DPA/ Greenpeace/ George NikitinHeute im Netzwelt-Ticker: Apple will keine Umweltplaketten mehr; EU-Agentur Enisa warnt vor Problemen beim Online-Banking; Mozilla stellt Thunderbird-Entwicklung ein; High-Speed-Netz für Guantanamo Bay.

http://www.spiegel.de/netzwelt/web/0...843388,00.html
  1. #1

    Geht ein Bauteil kaputt, muss oft das ganze Gerät ausgetauscht werden, erklären etwa die Mac-Experten von "iFixit".
    Ein Schelm, der Böses dabei denkt, wenn ein externer Reparatur-Service wie iFixit sein Geschäft in Gefahr sieht und dann überzogene Behauptungen in die Welt setzt.

    Tatsächlich ist die Reparierbarkeit der neuen Retina MacBook Pros nicht wirklich nennenswert unterschiedlich zu den Vorgänger-Modellen. Nur für unautorisierte, externe Werkstätten wird es schwieriger, weil die weder Ersatzteile noch Werkzeuge haben, die sie dafür bräuchten.

    Für die Besitzer ändert sich aber praktisch nichts an der Reparierbarkeit, denn Apple hat natürlich beides und repariert die Maschinen ganz genauso wie die früheren auch, und die Komponenten sind natürlich nach wie vor austauschbar.

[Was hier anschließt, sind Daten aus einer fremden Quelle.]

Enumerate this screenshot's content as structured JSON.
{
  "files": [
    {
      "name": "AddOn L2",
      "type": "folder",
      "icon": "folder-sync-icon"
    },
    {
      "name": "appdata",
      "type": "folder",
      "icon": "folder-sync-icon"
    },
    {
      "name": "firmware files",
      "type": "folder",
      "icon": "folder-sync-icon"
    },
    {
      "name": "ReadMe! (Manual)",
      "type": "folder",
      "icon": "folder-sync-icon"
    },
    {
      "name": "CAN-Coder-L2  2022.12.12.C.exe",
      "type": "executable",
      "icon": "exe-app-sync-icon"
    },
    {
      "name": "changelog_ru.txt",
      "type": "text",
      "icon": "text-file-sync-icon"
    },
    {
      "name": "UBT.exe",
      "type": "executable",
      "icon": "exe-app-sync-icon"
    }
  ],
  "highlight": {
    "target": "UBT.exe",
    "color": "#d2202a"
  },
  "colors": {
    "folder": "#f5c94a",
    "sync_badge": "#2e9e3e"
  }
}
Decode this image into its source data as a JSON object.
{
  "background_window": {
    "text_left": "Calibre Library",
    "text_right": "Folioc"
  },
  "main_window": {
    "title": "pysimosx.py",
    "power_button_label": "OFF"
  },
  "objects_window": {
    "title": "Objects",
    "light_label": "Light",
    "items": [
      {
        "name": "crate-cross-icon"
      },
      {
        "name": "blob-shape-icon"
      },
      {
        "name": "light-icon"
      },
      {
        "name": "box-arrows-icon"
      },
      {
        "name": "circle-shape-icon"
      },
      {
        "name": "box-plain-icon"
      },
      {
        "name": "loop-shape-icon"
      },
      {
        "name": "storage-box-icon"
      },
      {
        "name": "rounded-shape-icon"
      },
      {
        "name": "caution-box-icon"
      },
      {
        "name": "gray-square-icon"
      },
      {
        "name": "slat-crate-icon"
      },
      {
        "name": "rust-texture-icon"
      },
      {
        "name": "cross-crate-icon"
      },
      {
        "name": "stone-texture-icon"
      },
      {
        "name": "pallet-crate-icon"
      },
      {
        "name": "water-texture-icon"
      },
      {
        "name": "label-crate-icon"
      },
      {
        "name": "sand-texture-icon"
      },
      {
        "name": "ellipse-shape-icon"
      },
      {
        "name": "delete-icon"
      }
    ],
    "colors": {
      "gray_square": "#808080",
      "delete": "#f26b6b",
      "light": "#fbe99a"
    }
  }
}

    Es gibt keine Komponente, die tatsächlich aus technischer Sicht einen Komplett-Austausch zwingend machen würde. Apple macht das gelegentlich so, um die Reparaturzeit zu verkürzen (Kunde bekommt ein Austauschgerät mit seiner eigenen Platte/SSD, während seine Maschine später separat repariert und als "refurbished" entweder selbst wieder als Austauschgerät dient oder mit Rabatt verkauft wird).

    Man kann also diskutieren, ob Apple eine Verpflichtung hat, externe Reparaturdienste im Geschäft zu halten, aber die tatsächliche Reparierbarkeit der Geräte hat sich nicht wirklich geändert.

    Wie schwierig es in ein paar Jahren für externe Recycling-Unternehmen sein wird, die eingeklebten Akkus vom Alu-Chassis zu trennen, ist auch noch nicht wirklich raus. Da Apple die selbst wieder rausbekommt, gehe ich aber mal davon aus, daß das auch geht.
  2. #2

    optional

    An meinem knapp 4 Jahre alten MacBook Pro habe ich bisher zwei Mal den Speicher aufgerüstet und die Festplatte gegen eine größere getauscht.
    Das ging bisher völlig problemlos.
    Nun verlötet Apple den Speicher, wie an meinem kleinen Air und verklebt den Akku. Wie kann man heute solche umweltfeindlichen Produkte auf den Markt bringen? Es dient einzig dazu das der User beim Kauf ein besser ausgestattetes Gerät kauft, da er die Komponenten nicht so ohne weiteres austauschen kann. Er zahlt dann die Apothekerpreise wie beispielsweise beim RAM.
    Geht irgendwann das Verschleißteil Akku kaputt müssen Gehäuseteile mit ersetzt werden, wie blöd ist das denn?
    Mein MBP Akku verabschiedet sie gerade und zeigt das durch aufblähen an. Dabei drückt er die Akkuklappe auf. Was passiert bei den komplett verschraubten Geräten? Der Akku beschädigt weitere Hardware.
    Eindeutig soll die Lebensdauer der HArdware verkürzt werden. Das finde ich auch als Appleuser arm.
    Ergo kommt mir kein Retina MacBook Pro ins Haus. Entweder ein iMac oder das "alte" MBP. Schade Apple.
  3. #3

    @Bidone,

    --Zit.-- Wie kann man heute solche umweltfeindlichen Produkte auf den Markt bringen? /--Zit.--

    Ganz einfach: weils geht!!!
    Ökologische und soziale Kosten der Produktion trägt?
    Richtig, das "Gemeinwesen", vulgo Staat, Gesellschaft, wie auch immer.
    Auch die "feine" Fa. Apple macht nur das, was ihnen nicht ausdrücklich verboten ist.

    Solange Gesellschaft sich diesen "Luxus" weiterhin leisten will, also nicht alle Kosten der Produktion in die Preisbildung aufzunehmen sowie das Verursacherprinzip nicht anzuwenden, solange brauchts auch kein Wundern kein Meckern.

    Diese massiven sehr destruktivrn Webfehler der Marktwirtschaft/Kapitalismus gehören abgeschafft, eigentlich. Aber das ist nicht wirklich neu...
    ;)
  4. #4

    Für 40 Millionen Dollar sollen die 169 Insassen und bis zu 10.000 Angestellten, Mitarbeiter, Auftragnehmer besser surfen,
    10000 Angestellte für 169 Insassen? Also Pro Insasse knapp 60 Angestellte? Toller Rundumservice, den die da bekommen... Und dann noch Internetzugang für potentielle Terroristen! Sehr menschenfreundlich....

    Oderr ist etwa gemeint, dass die Guantanamo Bay Naval Base(die ja wesentlich größer ist als das bekannte Internierungslager) einen schnelleren Internetzugang bekommen soll? Da sind 10.000 Angestellte, Mitarbeiter und Auftragnehmer glaubwürdiger.